🥀 (35)

688 90 10
                                    

Kami berangkat hari ini..
Mungkin lusa akan sampai.
Jadi jaga putri ku dengan baik.

Pria itu terus tersenyum mambaca pesan yang sang ibu kirimkan kepadanya, sesekali menatap wanita yang masih fokus pada makanan yang di hidangkan di atas meja.

Kini waktu sudah menunjukan pukul satu siang, Naruto yang memang sudah berencana tidak pergi bekerja hanya diam di rumah dan menemani sang istri.

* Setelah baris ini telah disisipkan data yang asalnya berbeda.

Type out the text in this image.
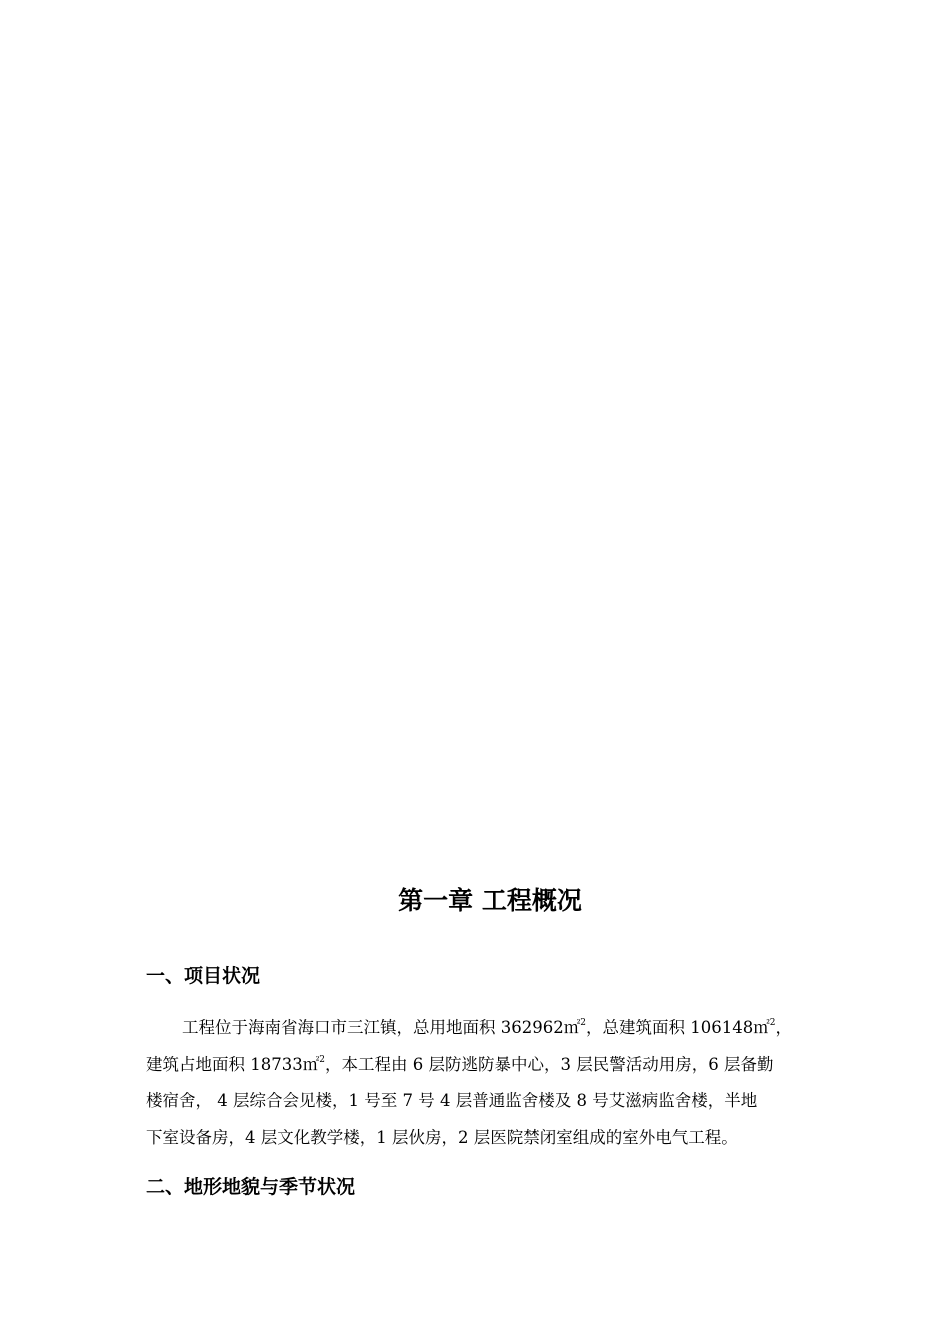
第一章 工程概况
一、项目状况

工程位于海南省海口市三江镇，总用地面积 362962㎡$^2$，总建筑面积 106148㎡$^2$，
建筑占地面积 18733㎡$^2$，本工程由 6 层防逃防暴中心，3 层民警活动用房，6 层备勤
楼宿舍， 4 层综合会见楼，1 号至 7 号 4 层普通监舍楼及 8 号艾滋病监舍楼，半地
下室设备房，4 层文化教学楼，1 层伙房，2 层医院禁闭室组成的室外电气工程。

二、地形地貌与季节状况
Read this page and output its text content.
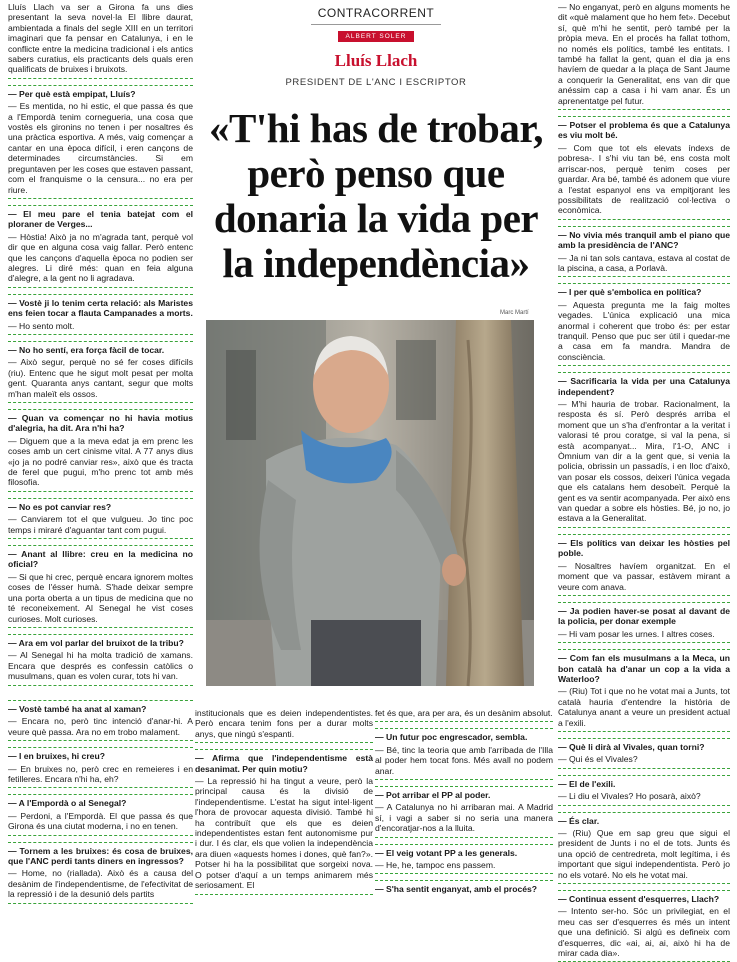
Lluís Llach va ser a Girona fa uns dies presentant la seva novel·la El llibre daurat, ambientada a finals del segle XIII en un territori imaginari que fa pensar en Catalunya, i en le conflicte entre la medicina tradicional i els antics sabers curatius, els practicants dels quals eren qualificats de bruixes i bruixots.

— Per què està empipat, Lluís?

— Es mentida, no hi estic, el que passa és que a l'Empordà tenim cornegueria, una cosa que vostès els gironins no tenen i per nosaltres és una pràctica esportiva. A més, vaig començar a cantar en una època difícil, i eren cançons de determinades circumstàncies. Si em preguntaven per les coses que estaven passant, com el franquisme o la censura... no era per riure.

— El meu pare el tenia batejat com el ploraner de Verges...

— Hòstia! Això ja no m'agrada tant, perquè vol dir que en alguna cosa vaig fallar. Però entenc que les cançons d'aquella època no podien ser alegres. Li diré més: quan en feia alguna d'alegre, a la gent no li agradava.

— Vostè ji lo tenim certa relació: als Maristes ens feien tocar a flauta Campanades a morts.

— Ho sento molt.

— No ho sentí, era força fàcil de tocar.

— Això segur, perquè no sé fer coses difícils (riu). Entenc que he sigut molt pesat per molta gent. Quaranta anys cantant, segur que molts m'han maleït els ossos.

— Quan va començar no hi havia motius d'alegria, ha dit. Ara n'hi ha?

— Diguem que a la meva edat ja em prenc les coses amb un cert cinisme vital. A 77 anys dius «jo ja no podré canviar res», això que és tracta de ferel que pugui, m'ho prenc tot amb més filosofia.

— No es pot canviar res?

— Canviarem tot el que vulgueu. Jo tinc poc temps i miraré d'aguantar tant com pugui.

— Anant al llibre: creu en la medicina no oficial?

— Si que hi crec, perquè encara ignorem moltes coses de l'ésser humà. S'hade deixar sempre una porta oberta a un tipus de medicina que no té reconeixement. Al Senegal he vist coses curioses. Molt curioses.

— Ara em vol parlar del bruixot de la tribu?

— Al Senegal hi ha molta tradició de xamans. Encara que després es confessin catòlics o musulmans, quan es volen curar, tots hi van.

— Vostè també ha anat al xaman?

— Encara no, però tinc intenció d'anar-hi. A veure què passa. Ara no em trobo malament.

— I en bruixes, hi creu?

— En bruixes no, però crec en remeieres i en fetilleres. Encara n'hi ha, eh?

— A l'Empordà o al Senegal?

— Perdoni, a l'Empordà. El que passa és que Girona és una ciutat moderna, i no en tenen.

— Tornem a les bruixes: és cosa de bruixes, que l'ANC perdi tants diners en ingressos?

— Home, no (riallada). Això és a causa del desànim de l'independentisme, de l'efectivitat de la repressió i de la desunió dels partits

institucionals que es deien independentistes. Però encara tenim fons per a durar molts anys, que ningú s'espanti.

— Afirma que l'independentisme està desanimat. Per quin motiu?

— La repressió hi ha tingut a veure, però la principal causa és la divisió de l'independentisme. L'estat ha sigut intel·ligent l'hora de provocar aquesta divisió. També hi ha contribuït que els que es deien independentistes estan fent autonomisme pur i dur. I és clar, els que volien la independència ara diuen «aquests homes i dones, què fan?». Potser hi ha la possibilitat que sorgeixi nova. O potser d'aquí a un temps animarem més seriosament. El

fet és que, ara per ara, és un desànim absolut.

— Un futur poc engrescador, sembla.

— Bé, tinc la teoria que amb l'arribada de l'Illa al poder hem tocat fons. Més avall no podem anar.

— Pot arribar el PP al poder.

— A Catalunya no hi arribaran mai. A Madrid sí, i vagi a saber si no seria una manera d'encoratjar-nos a la lluita.

— El veig votant PP a les generals.

— He, he, tampoc ens passem.

— S'ha sentit enganyat, amb el procés?

— No enganyat, però en alguns moments he dit «què malament que ho hem fet». Decebut sí, què m'hi he sentit, però també per la pròpia meva. En el procés ha fallat tothom, no només els polítics, també les entitats. I també ha fallat la gent, quan el dia ja ens havíem de quedar a la plaça de Sant Jaume a conquerir la Generalitat, ens van dir que anéssim cap a casa i hi vam anar. És un aprenentatge pel futur.

— Potser el problema és que a Catalunya es viu molt bé.

— Com que tot els elevats índexs de pobresa-. I s'hi viu tan bé, ens costa molt arriscar-nos, perquè tenim coses per guardar. Ara bé, també és adonem que viure a l'estat espanyol ens va empitjorant les possibilitats de realització col·lectiva o econòmica.

— No vivia més tranquil amb el piano que amb la presidència de l'ANC?

— Ja ni tan sols cantava, estava al costat de la piscina, a casa, a Porlavà.

— I per què s'embolica en política?

— Aquesta pregunta me la faig moltes vegades. L'única explicació una mica anormal i coherent que trobo és: per estar tranquil. Penso que puc ser útil i quedar-me a casa em fa mandra. Mandra de consciència.

— Sacrificaria la vida per una Catalunya independent?

— M'hi hauria de trobar. Racionalment, la resposta és sí. Però després arriba el moment que un s'ha d'enfrontar a la veritat i valorasi té prou coratge, si val la pena, si està acompanyat... Mira, l'1-O, ANC i Òmnium van dir a la gent que, si venia la policia, obrissin un passadís, i en lloc d'això, van posar els cossos, deixeri l'única vegada que els catalans hem desobeït. Perquè la gent es va sentir acompanyada. Per això ens van quedar a sobre els hòsties. Bé, jo no, jo estava a la Generalitat.

— Els polítics van deixar les hòsties pel poble.

— Nosaltres havíem organitzat. En el moment que va passar, estàvem mirant a veure com anava.

— Ja podien haver-se posat al davant de la policia, per donar exemple

— Hi vam posar les urnes. I altres coses.

— Com fan els musulmans a la Meca, un bon català ha d'anar un cop a la vida a Waterloo?

— (Riu) Tot i que no he votat mai a Junts, tot català hauria d'entendre la història de Catalunya anant a veure un president actual a l'exili.

— Què li dirà al Vivales, quan torni?

— Qui és el Vivales?

— El de l'exili.

— Li diu el Vivales? Ho posarà, això?

— És clar.

— (Riu) Que em sap greu que sigui el president de Junts i no el de tots. Junts és una opció de centredreta, molt legítima, i és important que sigui independentista. Però jo no els votaré. No els he votat mai.

— Continua essent d'esquerres, Llach?

— Intento ser-ho. Sóc un privilegiat, en el meu cas ser d'esquerres és més un intent que una definició. Si algú es defineix com d'esquerres, dic «ai, ai, ai, això hi ha de mirar cada dia».

CONTRACORRENT
ALBERT SOLER
Lluís Llach
PRESIDENT DE L'ANC I ESCRIPTOR
«T'hi has de trobar, però penso que donaria la vida per la independència»
Marc Martí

Hinata sempat marah, karena nyatanya Naruto sudah hampir seminggu tidak menengok Perusahaan yang kini ia bebankan kepada Sekertarisnya yaitu Shikamaru.

"Ada apa?"

Pria itu melirik Hinata sekilas, lalu kembali menatap layar ponsel "tidak ada apa-apa." Menaruh ponsel itu di atas meja makan.

"Perasaanmu hari ini bagaimana?"

Wanita yang masih terus mengunyah makanannya menatap kosong ke arah depan.

"Kesal."

Pria yang berada di sampingnya terkekeh geli, Naruto ingat pagi tadi Hinata sudah berteriak membangunkan dirinya agar segera berangkat menuju kantor. Namun Naruto punya 1000 alasan untuk menolaknya.

"Kalau Ayah dan Ibu pulang baru aku bisa tenang bekerja, Hinata."

Menoleh ke arah samping, Hinata lalu meletakan sendok yang sebelumnya ia genggam.

"Kapan?"

"Apanya?" Tanya Naruto tidak mengerti.

"Ayah dan Ibu pulang."

Mengedikkan bahunya "tidak tahu."

"Jangan berbohong nanti hidung Naruto-kun panjang."

"Sedikit lebih mancung?"

Hinata menggeleng "susah berbicara dengan Naruto-kun."

Kembali terkekeh, Naruto kini telah selesai menghabiskan makanannya.

"Kenapa kau sekarang menjadi pemarah sih?"

"Bawaan bayi mungkin."

"Anak ku tidak mungkin pemarah, aku yakin dia anak yang tampan.. setampan ayahnya." Ucap Naruto lalu menaik turunkan alisnya.

"Iya.. iya semua mirip Naruto-kun, aku tidak perlu di bagi."

"Kan.. kan.. kau benar-benar jadi Hinata si pemarah ya?"

"Biarkan saja, aku mau jadi wanita galak."

"Bagus."

Menoleh dengan cepat. Hinata tidak mengerti kenapa Naruto malah mendukungnya untuk menjadi wanita yang pemarah dan galak.

"Biar si setan merah tidak perlu dekat-dekat dengan mu lagi."

"Tapi.. tapi Gaara-kun kan teman ku."

"Hanya kedok." Ucap Naruto asal.

"Tapi setidaknya Gaara-kun jauh lebih penge— mmhhh.." ucapan Hinata terhenti kala mulut sang wanita harus di bekap paksa oleh tangan Naruto.

"Haaahh.." hembusan napas itu terdengar di paksakan.

"Bagaimana kalau aku mati Naruto-kun!"

"Aku juga akan mati."

"Ish."

"Makanya jangan puji laki-laki lain di hadapan ku."

Memajukan bibir bawahnya, Hinata lalu seketika tersenyum ke arah Naruto.

"Di belakang ku juga tidak boleh!"

"Naruto-kun cenayang yaa? Aku bahkan belum mengucapkan apapun." Bibir mungil itu lalu membentuk lengkungan ke bawah.